What is the difference between "probability density function" and "probability distribution function"?
Distribution Function
- The probability distribution function / probability function has ambiguous definition. They may be referred to:
- Probability density function (PDF)
- Cumulative distribution function (CDF)
- or probability mass function (PMF) (statement from Wikipedia)
- But what confirm is:
- Discrete case: Probability Mass Function (PMF)
- Continuous case: Probability Density Function (PDF)
- Both cases: Cumulative distribution function (CDF)
- Probability at certain $x$ value, $P(X = x)$ can be directly obtained in:
- PMF for discrete case
- PDF for continuous case
- Probability for values less than $x$, $P(X < x)$ or Probability for values within a range from $a$ to $b$, $P(a < X < b)$ can be directly obtained in:
- CDF for both discrete / continuous case
- Distribution function is referred to CDF or Cumulative Frequency Function (see this)
In terms of Acquisition and Plot Generation Method
- Collected data appear as discrete when:
- The measurement of a subject is naturally discrete type, such as numbers resulted from dice rolled, count of people.
- The measurement is digitized machine data, which has no intermediate values between quantized levels due to sampling process.
- In later case, when resolution higher, the measurement is closer to analog/continuous signal/variable.
- Way of generate a PMF from discrete data:
- Plot a histogram of the data for all the $x$'s, the $y$-axis is the frequency or quantity at every $x$.
- Scale the $y$-axis by dividing with total number of data collected (data size) $\longrightarrow$ and this is called PMF.
- Way of generate a PDF from discrete / continuous data:
- Find a continuous equation that models the collected data, let say normal distribution equation.
- Calculate the parameters required in the equation from the collected data. For example, parameters for normal distribution equation are mean and standard deviation. Calculate them from collected data.
- Based on the parameters, plot the equation with continuous $x$-value $\longrightarrow$ that is called PDF.
- How to generate a CDF:
- In discrete case, CDF accumulates the $y$ values in PMF at each discrete $x$ and less than $x$. Repeat this for every $x$. The final plot is a monotonically increasing until $1$ in the last $x$ $\longrightarrow$ this is called discrete CDF.
- In continuous case, integrate PDF over $x$; the result is a continuous CDF.
Why PMF, PDF and CDF?
- PMF is preferred when
- Probability at every $x$ value is interest of study.
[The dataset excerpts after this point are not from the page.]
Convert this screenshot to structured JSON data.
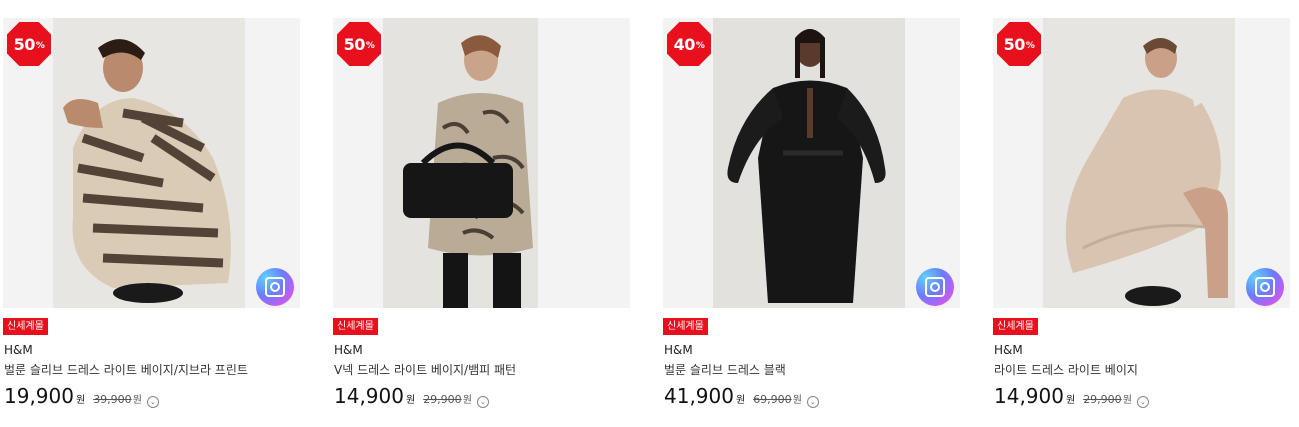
{
  "products": [
    {
      "discount": "50",
      "discount_unit": "%",
      "tag": "신세계몰",
      "brand": "H&M",
      "name": "벌룬 슬리브 드레스 라이트 베이지/지브라 프린트",
      "price": "19,900",
      "price_unit": "원",
      "original_price": "39,900",
      "original_unit": "원",
      "has_image_search": true
    },
    {
      "discount": "50",
      "discount_unit": "%",
      "tag": "신세계몰",
      "brand": "H&M",
      "name": "V넥 드레스 라이트 베이지/뱀피 패턴",
      "price": "14,900",
      "price_unit": "원",
      "original_price": "29,900",
      "original_unit": "원",
      "has_image_search": false
    },
    {
      "discount": "40",
      "discount_unit": "%",
      "tag": "신세계몰",
      "brand": "H&M",
      "name": "벌룬 슬리브 드레스 블랙",
      "price": "41,900",
      "price_unit": "원",
      "original_price": "69,900",
      "original_unit": "원",
      "has_image_search": true
    },
    {
      "discount": "50",
      "discount_unit": "%",
      "tag": "신세계몰",
      "brand": "H&M",
      "name": "라이트 드레스 라이트 베이지",
      "price": "14,900",
      "price_unit": "원",
      "original_price": "29,900",
      "original_unit": "원",
      "has_image_search": true
    }
  ],
  "icons": {
    "image_search": "camera-search-icon",
    "info": "info-circle-icon"
  },
  "colors": {
    "badge": "#e8101c",
    "tag": "#e8101c"
  }
}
This makes sense when studying a discrete data - such as we interest to probability of getting certain number from a dice roll.
- PDF is preferred when
- We wish to model a collected data with a continuous function, by using few parameters such as mean to speculate the population distribution.
- CDF is preferred when
- Cumulative probability in a range is point of interest.
- Especially in the case of continuous data, CDF much makes sense than PDF - e.g., probability of students' height less than $170$ cm (CDF) is much informative than the probability at exact $170$ cm (PDF).
The relation between the probability density funtion $f$ and the cumulative distribution function $F$ is...
if $f$ is discrete: $$ F(k) = \sum_{i \le k} f(i) $$
if $f$ is continuous: $$ F(x) = \int_{y \le x} f(y)\,dy $$